Three Garfield County 4-H boys, Bobby McGreevy, Marcus Flerchinger and Raymond Beale, were fortunate enough to catch themselves a calf in the calf scramble at the Pacific International exhibition in Portland. Eight Hereford and Angus calves were turned loose in the arena and 16 boys whose names had been drawn to participate tried to catch one, put on a halter and lead it from the arena. Each boy is to feed the calf and exhibit it at the 1947 Pacific International. Bobby McGreevy put on one of the outstanding performances in catching his calf. He caught a good-sized Hereford calf around the neck which dragged him for a ways. When the calf stopped, Bobby was standing straddle of him fighting for all he was worth. Bobby was finally able to regain his feet and throw his calf and with the calf on the ground he was able to put on his halter. As Bobby left the arena with his calf, his overalls were something not to be seen in public, so he made a quick exit. The other boys also had a real rassle with their calves but their clothes were not torn like Bobby’s were.
One Hundred Years Ago
October 15, 1921
The game associations of Garfield and Columbia counties combined recommended challenging the Whitman County association to a hunting contest. Asotin also may be invited to join in an effort to defeat the powerful enemy lying along the north bank of the river.

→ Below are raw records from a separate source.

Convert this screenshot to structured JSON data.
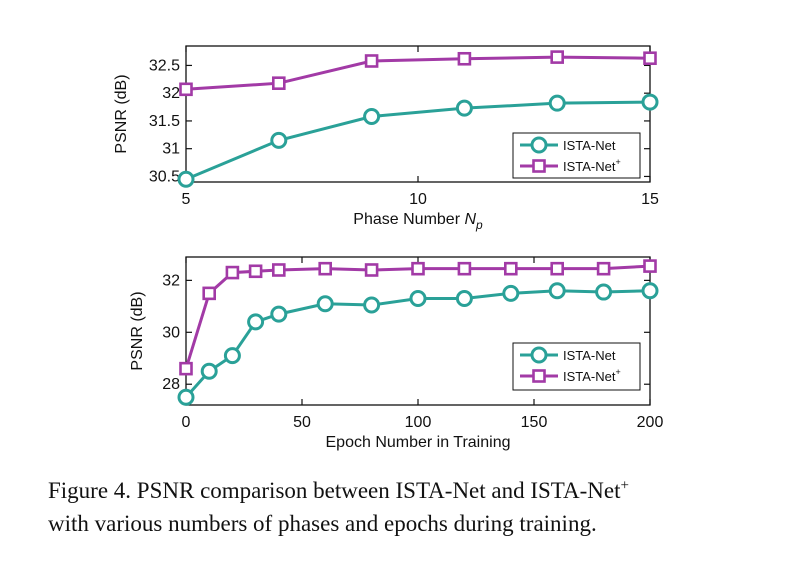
{
  "colors": {
    "series1": "#2aa198",
    "series2": "#a23aa6",
    "axis": "#111111"
  },
  "chart_data": [
    {
      "type": "line",
      "xlabel": "Phase Number",
      "xlabel_symbol": "N",
      "xlabel_subscript": "p",
      "ylabel": "PSNR (dB)",
      "xlim": [
        5,
        15
      ],
      "ylim": [
        30.4,
        32.85
      ],
      "xticks": [
        5,
        10,
        15
      ],
      "yticks": [
        30.5,
        31,
        31.5,
        32,
        32.5
      ],
      "grid": false,
      "legend_position": "lower-right",
      "series": [
        {
          "name": "ISTA-Net",
          "marker": "circle",
          "x": [
            5,
            7,
            9,
            11,
            13,
            15
          ],
          "y": [
            30.45,
            31.15,
            31.58,
            31.73,
            31.82,
            31.84
          ]
        },
        {
          "name": "ISTA-Net",
          "name_suffix": "+",
          "marker": "square",
          "x": [
            5,
            7,
            9,
            11,
            13,
            15
          ],
          "y": [
            32.07,
            32.18,
            32.58,
            32.62,
            32.65,
            32.63
          ]
        }
      ]
    },
    {
      "type": "line",
      "xlabel": "Epoch Number in Training",
      "ylabel": "PSNR (dB)",
      "xlim": [
        0,
        200
      ],
      "ylim": [
        27.2,
        32.9
      ],
      "xticks": [
        0,
        50,
        100,
        150,
        200
      ],
      "yticks": [
        28,
        30,
        32
      ],
      "grid": false,
      "legend_position": "lower-right",
      "series": [
        {
          "name": "ISTA-Net",
          "marker": "circle",
          "x": [
            0,
            10,
            20,
            30,
            40,
            60,
            80,
            100,
            120,
            140,
            160,
            180,
            200
          ],
          "y": [
            27.5,
            28.5,
            29.1,
            30.4,
            30.7,
            31.1,
            31.05,
            31.3,
            31.3,
            31.5,
            31.6,
            31.55,
            31.6
          ]
        },
        {
          "name": "ISTA-Net",
          "name_suffix": "+",
          "marker": "square",
          "x": [
            0,
            10,
            20,
            30,
            40,
            60,
            80,
            100,
            120,
            140,
            160,
            180,
            200
          ],
          "y": [
            28.6,
            31.5,
            32.3,
            32.35,
            32.4,
            32.45,
            32.4,
            32.45,
            32.45,
            32.45,
            32.45,
            32.45,
            32.55
          ]
        }
      ]
    }
  ],
  "caption": {
    "text_main": "Figure 4. PSNR comparison between ISTA-Net and ISTA-Net",
    "text_sup": "+",
    "text_rest": "with various numbers of phases and epochs during training."
  }
}
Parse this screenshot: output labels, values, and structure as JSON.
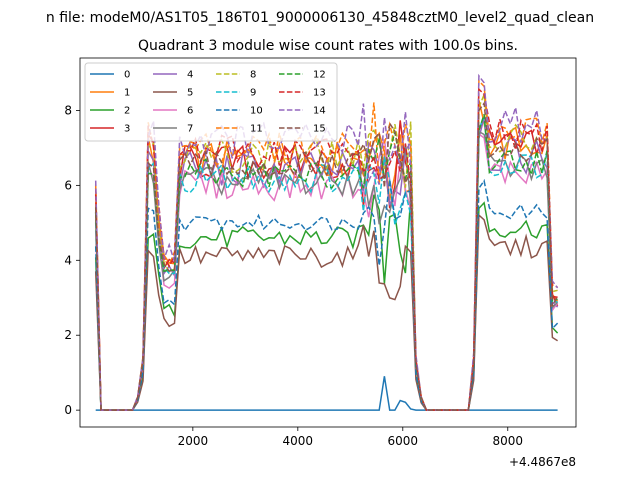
{
  "chart_data": {
    "type": "line",
    "suptitle": "n file: modeM0/AS1T05_186T01_9000006130_45848cztM0_level2_quad_clean",
    "title": "Quadrant 3 module wise count rates with 100.0s bins.",
    "xlabel": "",
    "ylabel": "",
    "x_offset_label": "+4.4867e8",
    "xlim": [
      -150,
      9300
    ],
    "ylim": [
      -0.45,
      9.4
    ],
    "xticks": [
      2000,
      4000,
      6000,
      8000
    ],
    "xtick_labels": [
      "2000",
      "4000",
      "6000",
      "8000"
    ],
    "yticks": [
      0,
      2,
      4,
      6,
      8
    ],
    "ytick_labels": [
      "0",
      "2",
      "4",
      "6",
      "8"
    ],
    "grid": false,
    "legend_position": "top-left",
    "legend_columns": 4,
    "series": [
      {
        "name": "0",
        "color": "#1f77b4",
        "dash": "solid",
        "base": 0,
        "noise": 0
      },
      {
        "name": "1",
        "color": "#ff7f0e",
        "dash": "solid",
        "base": 6.7,
        "noise": 0.5
      },
      {
        "name": "2",
        "color": "#2ca02c",
        "dash": "solid",
        "base": 4.6,
        "noise": 0.3
      },
      {
        "name": "3",
        "color": "#d62728",
        "dash": "solid",
        "base": 6.6,
        "noise": 0.5
      },
      {
        "name": "4",
        "color": "#9467bd",
        "dash": "solid",
        "base": 6.4,
        "noise": 0.5
      },
      {
        "name": "5",
        "color": "#8c564b",
        "dash": "solid",
        "base": 4.1,
        "noise": 0.3
      },
      {
        "name": "6",
        "color": "#e377c2",
        "dash": "solid",
        "base": 6.0,
        "noise": 0.4
      },
      {
        "name": "7",
        "color": "#7f7f7f",
        "dash": "solid",
        "base": 6.1,
        "noise": 0.4
      },
      {
        "name": "8",
        "color": "#bcbd22",
        "dash": "dashed",
        "base": 6.8,
        "noise": 0.45
      },
      {
        "name": "9",
        "color": "#17becf",
        "dash": "dashed",
        "base": 6.2,
        "noise": 0.4
      },
      {
        "name": "10",
        "color": "#1f77b4",
        "dash": "dashed",
        "base": 5.0,
        "noise": 0.2
      },
      {
        "name": "11",
        "color": "#ff7f0e",
        "dash": "dashed",
        "base": 7.0,
        "noise": 0.45
      },
      {
        "name": "12",
        "color": "#2ca02c",
        "dash": "dashed",
        "base": 6.3,
        "noise": 0.4
      },
      {
        "name": "13",
        "color": "#d62728",
        "dash": "dashed",
        "base": 6.9,
        "noise": 0.45
      },
      {
        "name": "14",
        "color": "#9467bd",
        "dash": "dashed",
        "base": 7.2,
        "noise": 0.5
      },
      {
        "name": "15",
        "color": "#8c564b",
        "dash": "dashed",
        "base": 6.5,
        "noise": 0.4
      }
    ]
  }
}
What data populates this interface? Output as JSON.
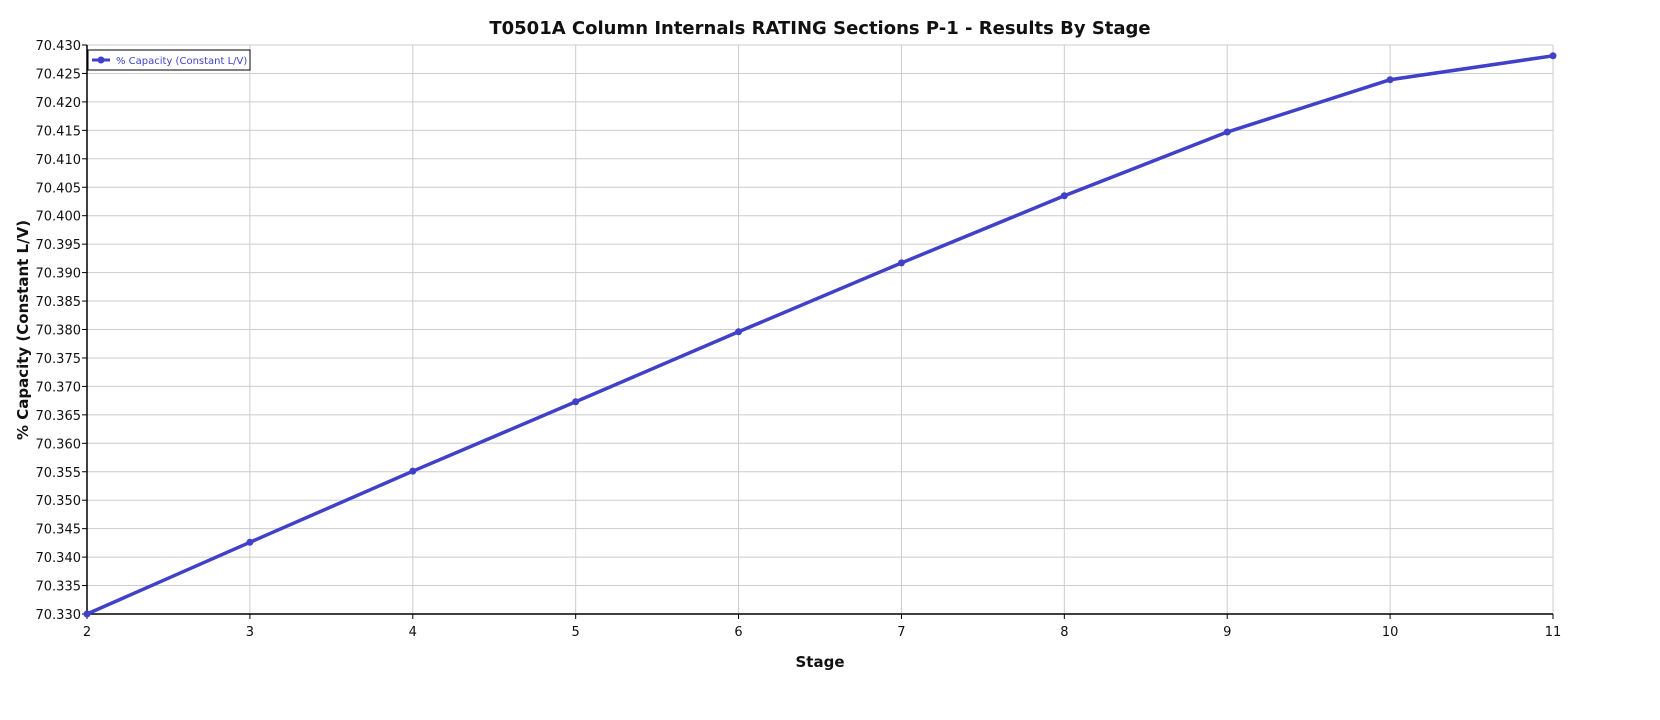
{
  "chart_data": {
    "type": "line",
    "title": "T0501A Column Internals RATING Sections P-1 - Results By Stage",
    "xlabel": "Stage",
    "ylabel": "% Capacity (Constant L/V)",
    "x": [
      2,
      3,
      4,
      5,
      6,
      7,
      8,
      9,
      10,
      11
    ],
    "xlim": [
      2,
      11
    ],
    "ylim": [
      70.33,
      70.43
    ],
    "ytick_step": 0.005,
    "grid": true,
    "legend_position": "top-left",
    "series": [
      {
        "name": "% Capacity (Constant L/V)",
        "color": "#4040c8",
        "values": [
          70.33,
          70.3426,
          70.3551,
          70.3673,
          70.3796,
          70.3917,
          70.4035,
          70.4147,
          70.4239,
          70.4281
        ]
      }
    ]
  }
}
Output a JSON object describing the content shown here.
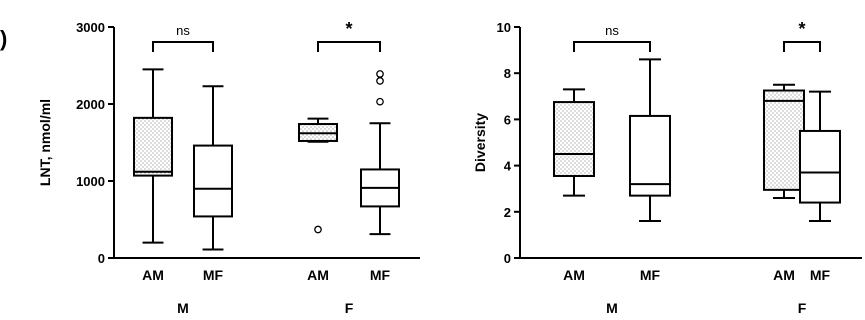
{
  "panel_letter": ")",
  "chart_data": [
    {
      "type": "box",
      "ylabel": "LNT, nmol/ml",
      "ylim": [
        0,
        3000
      ],
      "yticks": [
        "0",
        "1000",
        "2000",
        "3000"
      ],
      "groups": [
        {
          "label": "M",
          "significance": "ns",
          "boxes": [
            {
              "category": "AM",
              "whisker_low": 200,
              "q1": 1070,
              "median": 1120,
              "q3": 1820,
              "whisker_high": 2450,
              "outliers": [],
              "fill": "dotted"
            },
            {
              "category": "MF",
              "whisker_low": 110,
              "q1": 540,
              "median": 900,
              "q3": 1460,
              "whisker_high": 2230,
              "outliers": [],
              "fill": "white"
            }
          ]
        },
        {
          "label": "F",
          "significance": "*",
          "boxes": [
            {
              "category": "AM",
              "whisker_low": 1510,
              "q1": 1520,
              "median": 1620,
              "q3": 1740,
              "whisker_high": 1810,
              "outliers": [
                370
              ],
              "fill": "dotted"
            },
            {
              "category": "MF",
              "whisker_low": 310,
              "q1": 670,
              "median": 910,
              "q3": 1150,
              "whisker_high": 1750,
              "outliers": [
                2030,
                2300,
                2390
              ],
              "fill": "white"
            }
          ]
        }
      ]
    },
    {
      "type": "box",
      "ylabel": "Diversity",
      "ylim": [
        0,
        10
      ],
      "yticks": [
        "0",
        "2",
        "4",
        "6",
        "8",
        "10"
      ],
      "groups": [
        {
          "label": "M",
          "significance": "ns",
          "boxes": [
            {
              "category": "AM",
              "whisker_low": 2.7,
              "q1": 3.55,
              "median": 4.5,
              "q3": 6.75,
              "whisker_high": 7.3,
              "outliers": [],
              "fill": "dotted"
            },
            {
              "category": "MF",
              "whisker_low": 1.6,
              "q1": 2.7,
              "median": 3.2,
              "q3": 6.15,
              "whisker_high": 8.6,
              "outliers": [],
              "fill": "white"
            }
          ]
        },
        {
          "label": "F",
          "significance": "*",
          "boxes": [
            {
              "category": "AM",
              "whisker_low": 2.6,
              "q1": 2.95,
              "median": 6.8,
              "q3": 7.25,
              "whisker_high": 7.5,
              "outliers": [],
              "fill": "dotted"
            },
            {
              "category": "MF",
              "whisker_low": 1.6,
              "q1": 2.4,
              "median": 3.7,
              "q3": 5.5,
              "whisker_high": 7.2,
              "outliers": [],
              "fill": "white"
            }
          ]
        }
      ]
    }
  ]
}
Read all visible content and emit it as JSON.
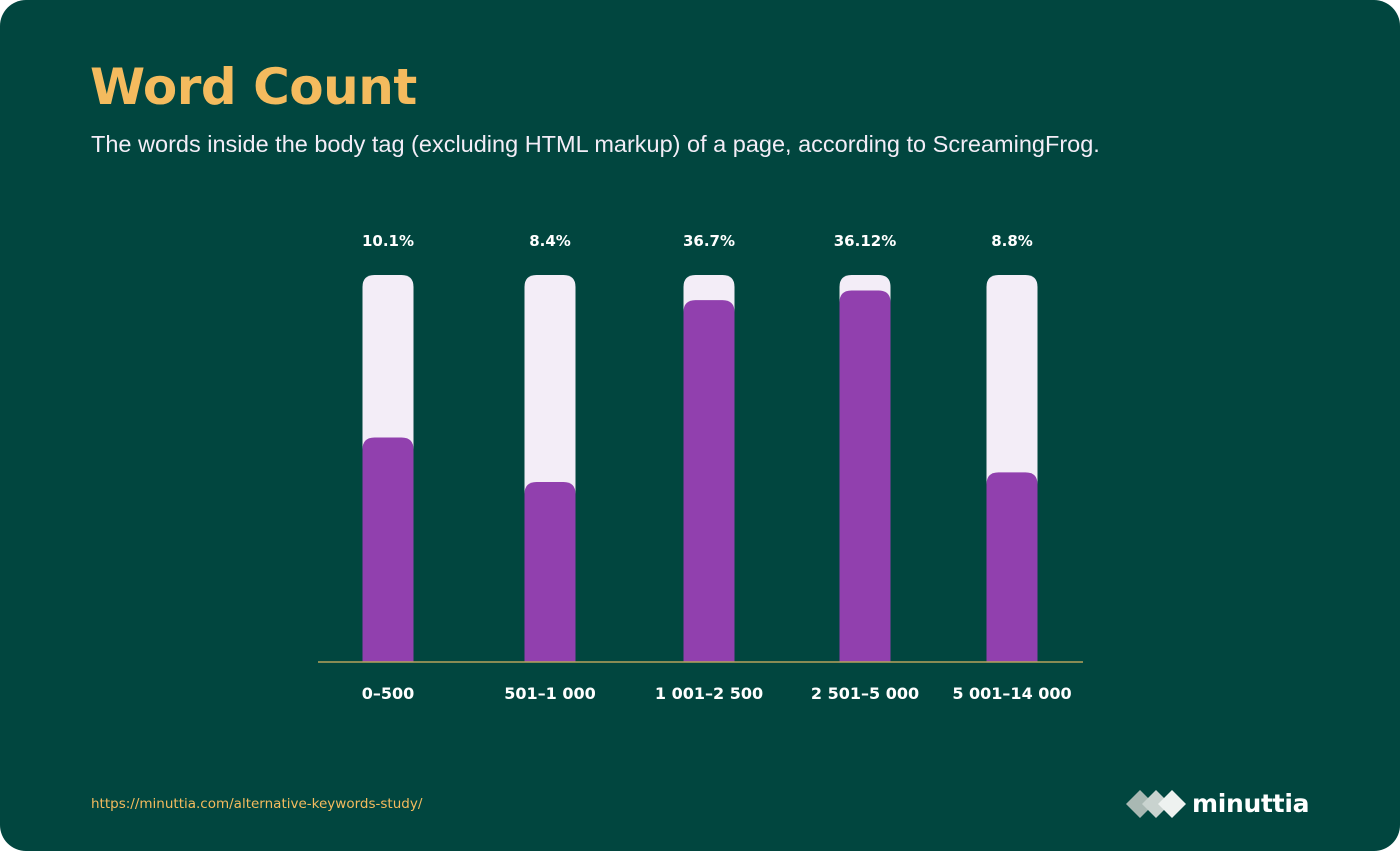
{
  "header": {
    "title": "Word Count",
    "subtitle": "The words inside the body tag (excluding HTML markup) of a page, according to ScreamingFrog."
  },
  "chart_data": {
    "type": "bar",
    "categories": [
      "0–500",
      "501–1 000",
      "1 001–2 500",
      "2 501–5 000",
      "5 001–14 000"
    ],
    "values": [
      10.1,
      8.4,
      36.7,
      36.12,
      8.8
    ],
    "value_labels": [
      "10.1%",
      "8.4%",
      "36.7%",
      "36.12%",
      "8.8%"
    ],
    "fill_fractions": [
      0.58,
      0.465,
      0.935,
      0.96,
      0.49
    ],
    "title": "Word Count",
    "xlabel": "",
    "ylabel": "",
    "grid": false,
    "legend": "none",
    "colors": {
      "bar": "#9140ae",
      "track": "#f3edf7",
      "baseline": "#b6a25c",
      "labels": "#ffffff"
    }
  },
  "footer": {
    "source_url": "https://minuttia.com/alternative-keywords-study/",
    "brand": "minuttia",
    "brand_icon": "diamond-chevron-icon"
  },
  "colors": {
    "background": "#01463f",
    "accent": "#f4bb5e",
    "subtitle": "#f3edf7"
  }
}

Pomeroy certainly rejoiced in the victory last week over Washtucna of 61-0, but the score of 96 to 0 against Waitsburg last Saturday met with even greater gratification for it more than compensates for the score which was made against us last year in two games.
One Hundred Twenty-Five Years Ago
October 17, 1896
Typhoid fever seems to be prevailing to an alarming extent in this community, as well as at other points in Eastern Washington and throughout the state generally.
The new schoolhouse in the Ruark settlement is one of the best and most complete country school buildings in this section of country.
Three children of Isaac Slaybaugh are victims of diphtheria. Four years ago last spring, Mr. Slaybaugh lost three children of the same dread disease. We sincerely hope that providence may deal more gently with the unfortunate family during this time of their affliction.
Hans. Anderson, who owns a fine farm north of Columbia Center, brought the last load of his 2,500 bushels of grain to town Monday. His crop averaged from 14 to 16 bushels to the acre of No. 1 wheat and, despite the shortage in yield, he claims to have realized a small profit out of it. He sold at 45 and 46¢ per bushel.